はじまりの福音
至高の女神――ディア――。
遥か昔にこの大地より旅立たれた創世神の愛娘。
気まぐれで慈愛深きかの女神は、時に理に弾かれし魂を引き寄せる。
彼女が好むは白と黒。そして変わった音色を放つ魂。
ほら、女神がまた、一つの魂を手に取った。
――これより紡がれるは、数奇な生を送る、二つの魂の物語。
ある所に、一人の女性がいた。
彼女は特筆すべきところのない、極々平凡な成人女性だった。
時代の流れ故にありがちと言えばそれまでだが、二十代も半ばを過ぎて、未だに恋人の一人もいたことがなく、それを彼女が気にもしていなかった所が、少々珍しいところだっただろうか。
中堅所の企業に勤める会社員だった彼女はその日、残業という名の悪魔に痛めつけられた足を引きずりながら、家路へと急いでいた。

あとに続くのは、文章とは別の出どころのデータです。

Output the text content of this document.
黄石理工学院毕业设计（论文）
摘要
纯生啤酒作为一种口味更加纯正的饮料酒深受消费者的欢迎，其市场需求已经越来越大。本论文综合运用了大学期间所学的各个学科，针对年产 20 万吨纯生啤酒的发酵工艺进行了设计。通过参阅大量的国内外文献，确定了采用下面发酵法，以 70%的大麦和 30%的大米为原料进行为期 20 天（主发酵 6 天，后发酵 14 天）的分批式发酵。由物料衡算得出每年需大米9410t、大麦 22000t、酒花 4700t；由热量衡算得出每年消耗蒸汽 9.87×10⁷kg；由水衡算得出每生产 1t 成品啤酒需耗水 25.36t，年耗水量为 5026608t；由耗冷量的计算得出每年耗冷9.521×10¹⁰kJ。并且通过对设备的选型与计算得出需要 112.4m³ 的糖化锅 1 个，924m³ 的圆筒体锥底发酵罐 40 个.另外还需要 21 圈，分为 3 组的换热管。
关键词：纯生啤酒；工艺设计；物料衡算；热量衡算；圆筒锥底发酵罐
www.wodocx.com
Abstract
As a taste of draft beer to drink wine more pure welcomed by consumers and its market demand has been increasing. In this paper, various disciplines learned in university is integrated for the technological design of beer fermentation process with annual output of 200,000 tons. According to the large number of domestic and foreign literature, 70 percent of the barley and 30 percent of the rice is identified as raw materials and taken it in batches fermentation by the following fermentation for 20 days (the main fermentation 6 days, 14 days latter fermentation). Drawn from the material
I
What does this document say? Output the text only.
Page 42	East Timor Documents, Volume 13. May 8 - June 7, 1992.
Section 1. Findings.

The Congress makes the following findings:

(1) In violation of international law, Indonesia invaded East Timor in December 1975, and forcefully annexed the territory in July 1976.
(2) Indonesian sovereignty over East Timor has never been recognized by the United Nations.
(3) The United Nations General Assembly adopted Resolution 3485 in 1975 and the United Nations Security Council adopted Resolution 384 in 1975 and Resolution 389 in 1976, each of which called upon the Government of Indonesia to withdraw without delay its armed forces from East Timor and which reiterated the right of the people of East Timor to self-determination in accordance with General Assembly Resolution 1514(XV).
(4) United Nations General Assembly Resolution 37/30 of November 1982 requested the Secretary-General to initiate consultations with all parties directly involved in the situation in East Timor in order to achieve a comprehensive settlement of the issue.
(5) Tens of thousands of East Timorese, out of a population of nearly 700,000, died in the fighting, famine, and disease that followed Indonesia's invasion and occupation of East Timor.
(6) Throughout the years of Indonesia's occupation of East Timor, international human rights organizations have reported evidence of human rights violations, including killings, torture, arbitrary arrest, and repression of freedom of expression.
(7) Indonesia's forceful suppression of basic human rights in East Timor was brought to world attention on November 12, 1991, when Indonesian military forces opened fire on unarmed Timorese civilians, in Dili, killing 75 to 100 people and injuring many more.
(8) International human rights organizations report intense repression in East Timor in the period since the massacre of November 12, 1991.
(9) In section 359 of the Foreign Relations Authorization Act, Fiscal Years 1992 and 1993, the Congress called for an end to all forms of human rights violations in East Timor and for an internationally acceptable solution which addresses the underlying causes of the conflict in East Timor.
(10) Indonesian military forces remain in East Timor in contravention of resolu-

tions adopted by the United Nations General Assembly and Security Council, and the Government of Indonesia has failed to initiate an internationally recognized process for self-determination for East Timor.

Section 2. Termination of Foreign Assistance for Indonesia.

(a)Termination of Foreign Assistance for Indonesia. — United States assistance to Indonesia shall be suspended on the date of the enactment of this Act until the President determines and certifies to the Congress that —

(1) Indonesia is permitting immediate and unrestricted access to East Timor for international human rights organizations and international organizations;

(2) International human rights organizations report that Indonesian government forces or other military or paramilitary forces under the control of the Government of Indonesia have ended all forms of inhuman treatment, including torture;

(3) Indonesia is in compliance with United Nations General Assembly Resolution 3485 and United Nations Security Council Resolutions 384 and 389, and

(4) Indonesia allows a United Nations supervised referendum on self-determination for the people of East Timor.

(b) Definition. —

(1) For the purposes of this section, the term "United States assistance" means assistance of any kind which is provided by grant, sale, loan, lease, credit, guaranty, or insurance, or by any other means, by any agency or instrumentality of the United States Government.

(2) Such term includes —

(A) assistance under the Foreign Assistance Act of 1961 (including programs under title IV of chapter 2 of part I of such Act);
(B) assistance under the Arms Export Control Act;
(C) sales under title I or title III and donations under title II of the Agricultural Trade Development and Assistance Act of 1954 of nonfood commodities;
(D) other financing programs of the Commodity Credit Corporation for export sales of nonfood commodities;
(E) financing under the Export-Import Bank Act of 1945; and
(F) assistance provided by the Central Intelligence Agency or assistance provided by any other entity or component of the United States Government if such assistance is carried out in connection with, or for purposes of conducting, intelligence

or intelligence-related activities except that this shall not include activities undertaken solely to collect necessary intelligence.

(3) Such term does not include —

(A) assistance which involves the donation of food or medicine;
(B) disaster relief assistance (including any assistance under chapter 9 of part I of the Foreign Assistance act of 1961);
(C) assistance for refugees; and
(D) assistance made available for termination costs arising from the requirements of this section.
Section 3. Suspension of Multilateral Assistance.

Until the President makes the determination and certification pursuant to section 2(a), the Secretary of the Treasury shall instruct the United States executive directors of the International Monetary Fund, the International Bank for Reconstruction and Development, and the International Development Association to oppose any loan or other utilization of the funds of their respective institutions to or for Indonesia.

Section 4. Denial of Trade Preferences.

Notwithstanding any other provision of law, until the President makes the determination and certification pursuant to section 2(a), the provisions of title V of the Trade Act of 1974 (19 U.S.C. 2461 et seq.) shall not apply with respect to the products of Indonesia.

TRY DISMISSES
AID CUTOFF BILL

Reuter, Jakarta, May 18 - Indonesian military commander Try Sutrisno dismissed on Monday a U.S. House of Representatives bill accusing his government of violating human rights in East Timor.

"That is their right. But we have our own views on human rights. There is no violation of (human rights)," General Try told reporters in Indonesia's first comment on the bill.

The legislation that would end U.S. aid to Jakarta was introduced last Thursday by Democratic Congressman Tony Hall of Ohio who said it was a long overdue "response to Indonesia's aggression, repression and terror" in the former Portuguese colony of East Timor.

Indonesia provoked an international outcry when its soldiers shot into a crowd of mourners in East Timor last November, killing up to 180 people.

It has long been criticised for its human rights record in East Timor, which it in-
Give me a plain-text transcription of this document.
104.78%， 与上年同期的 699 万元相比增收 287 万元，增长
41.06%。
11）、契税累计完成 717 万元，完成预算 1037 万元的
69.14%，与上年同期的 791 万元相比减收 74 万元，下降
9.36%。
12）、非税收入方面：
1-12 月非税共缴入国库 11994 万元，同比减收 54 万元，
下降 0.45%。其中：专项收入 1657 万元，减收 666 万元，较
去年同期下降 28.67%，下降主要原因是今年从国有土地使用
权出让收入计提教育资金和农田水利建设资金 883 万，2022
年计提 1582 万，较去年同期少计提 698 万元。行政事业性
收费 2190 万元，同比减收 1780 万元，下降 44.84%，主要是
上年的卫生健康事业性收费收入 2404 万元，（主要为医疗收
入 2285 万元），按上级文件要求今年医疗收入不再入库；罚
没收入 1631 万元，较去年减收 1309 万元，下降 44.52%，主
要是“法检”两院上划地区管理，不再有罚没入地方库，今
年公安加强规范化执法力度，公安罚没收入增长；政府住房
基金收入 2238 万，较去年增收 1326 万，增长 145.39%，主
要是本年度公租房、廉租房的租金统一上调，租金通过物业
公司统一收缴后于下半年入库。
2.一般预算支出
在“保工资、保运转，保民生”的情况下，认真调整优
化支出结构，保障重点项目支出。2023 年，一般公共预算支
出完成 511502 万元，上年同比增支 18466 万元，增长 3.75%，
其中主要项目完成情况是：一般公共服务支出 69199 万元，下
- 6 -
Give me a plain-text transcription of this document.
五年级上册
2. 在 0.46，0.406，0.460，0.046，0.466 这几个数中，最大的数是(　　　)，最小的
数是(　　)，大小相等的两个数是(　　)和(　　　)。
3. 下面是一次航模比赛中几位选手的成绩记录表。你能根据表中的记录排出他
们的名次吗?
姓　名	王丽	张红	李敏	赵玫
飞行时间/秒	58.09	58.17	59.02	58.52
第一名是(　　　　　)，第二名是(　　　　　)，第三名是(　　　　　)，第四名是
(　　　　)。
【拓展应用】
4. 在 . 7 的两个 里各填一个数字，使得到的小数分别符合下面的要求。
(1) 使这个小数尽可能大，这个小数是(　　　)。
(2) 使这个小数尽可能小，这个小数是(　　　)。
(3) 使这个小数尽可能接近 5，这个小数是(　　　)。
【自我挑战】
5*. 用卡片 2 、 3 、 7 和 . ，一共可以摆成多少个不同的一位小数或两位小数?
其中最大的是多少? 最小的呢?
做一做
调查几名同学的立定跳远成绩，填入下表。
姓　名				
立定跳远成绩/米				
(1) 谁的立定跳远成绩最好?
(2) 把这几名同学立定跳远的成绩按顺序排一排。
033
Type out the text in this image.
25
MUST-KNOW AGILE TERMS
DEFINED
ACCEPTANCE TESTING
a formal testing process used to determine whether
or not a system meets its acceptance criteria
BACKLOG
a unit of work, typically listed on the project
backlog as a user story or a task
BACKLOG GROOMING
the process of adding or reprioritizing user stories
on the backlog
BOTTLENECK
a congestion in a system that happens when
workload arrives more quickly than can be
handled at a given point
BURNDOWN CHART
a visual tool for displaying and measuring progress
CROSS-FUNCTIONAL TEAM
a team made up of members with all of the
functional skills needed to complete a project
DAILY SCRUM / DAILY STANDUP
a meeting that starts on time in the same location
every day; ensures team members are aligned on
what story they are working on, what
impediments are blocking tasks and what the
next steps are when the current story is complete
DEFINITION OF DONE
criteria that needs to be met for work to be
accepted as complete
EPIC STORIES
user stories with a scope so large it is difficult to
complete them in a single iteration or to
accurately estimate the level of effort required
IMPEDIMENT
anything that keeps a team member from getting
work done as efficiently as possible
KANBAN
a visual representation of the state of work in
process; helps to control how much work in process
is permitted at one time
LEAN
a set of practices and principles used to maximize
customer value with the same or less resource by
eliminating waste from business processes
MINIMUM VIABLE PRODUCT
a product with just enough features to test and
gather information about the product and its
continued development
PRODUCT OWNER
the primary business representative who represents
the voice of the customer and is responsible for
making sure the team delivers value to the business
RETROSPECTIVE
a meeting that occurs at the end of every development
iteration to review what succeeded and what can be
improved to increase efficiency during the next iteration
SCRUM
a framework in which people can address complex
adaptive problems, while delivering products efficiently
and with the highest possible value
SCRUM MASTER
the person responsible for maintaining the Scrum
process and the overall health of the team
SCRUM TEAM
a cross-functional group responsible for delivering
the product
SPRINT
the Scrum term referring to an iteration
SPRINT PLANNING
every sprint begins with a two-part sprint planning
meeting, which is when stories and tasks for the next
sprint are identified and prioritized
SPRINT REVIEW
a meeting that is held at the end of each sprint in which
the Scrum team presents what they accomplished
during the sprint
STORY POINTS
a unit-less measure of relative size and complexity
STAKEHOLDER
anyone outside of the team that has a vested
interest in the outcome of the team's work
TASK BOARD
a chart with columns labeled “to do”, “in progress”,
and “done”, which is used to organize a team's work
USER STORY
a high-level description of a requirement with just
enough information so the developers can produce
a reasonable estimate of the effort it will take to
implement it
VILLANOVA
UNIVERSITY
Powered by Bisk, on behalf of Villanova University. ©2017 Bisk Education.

近頃は物騒と言えども、自宅近隣で事件が起きたと聞いたことはない。何しろ通いなれた道だし、街灯も煌々としていた。
終電の数本前に乗れたことを有り難く思いながら、彼女は大きな通りを歩いていた。
ふいに、目の前に現れた人影が、勢いよくこちらへやってくるのを見て、ぶつかるまいと横に退いた途端――腹部に激しい激痛を覚えたまま、意識を喪った。
後に連続通り魔と呼ばれることになる、無差別な殺人者の犠牲となり、彼女は天に召されたのだった。
――やがて、彼女は再び、心優しき夫婦の元に生を受けた。前世と同じく、地球と呼ばれる惑星の小さな島国、日本で。しかし――。
また、ある所に、一人の少女がいた。
否、もう女性と呼ぶべきだろう。生来の童顔によって、常に十代中頃と見間違われていたが、彼女はれっきとした大学生だった。博士課程へ進もうかという年頃である。
童顔以外は特筆することもなく、特に目立ったこともない彼女は、その日、アルバイトの帰りに、近道をして帰ろうと、細い路地を通って行った。
大通りから一本外れただけ、それもごく短い道だ。よく通る道だからと、自分に何かあるはずがないと楽観視した為のその行動は、彼女の運命を大きく分けた。
その路地は、住宅街の間の道だった。塀の向こうから現れた人影は、マスクや帽子で顔が隠れていてよくわからない。
ぎょっとした彼女が身の危険を感じ、逃げ出すよりも先に――激情に彩られた血走った目と視線がかち合った。
どん、という衝撃しか彼女は覚えていない。何しろ、その瞬間に彼女の人生は強制的に終わってしまったのだから。
彼女は知る由もなかったが、相手は単なる空き巣だった。逃走する所を目撃されたショックで思わず持っていたナイフを彼女に突き立てたのだ。素人だったにも関わらず、そのナイフは偶然にも寸分違わず、彼女の心臓へと突き刺さり、痛みも感じぬままに彼女は即死した。
そして、気がつけば――。
(……あれ?)
時と場所は違えども、彼女達は少々似通った状況で、同じように呆然と心の中で呟いた。
他者の手によって一度生を絶ち切られた彼女らは、奇しくも女神の目に留まってしまったのである。
(………何だこれ)
そうして、物語の幕は上がった。
『りとるとらべる』と『けものとりっぷ!?』の長編となります。連作のような話で、交互に更新すると思われます。のんびりまったり不定期更新のため、ご容赦ください。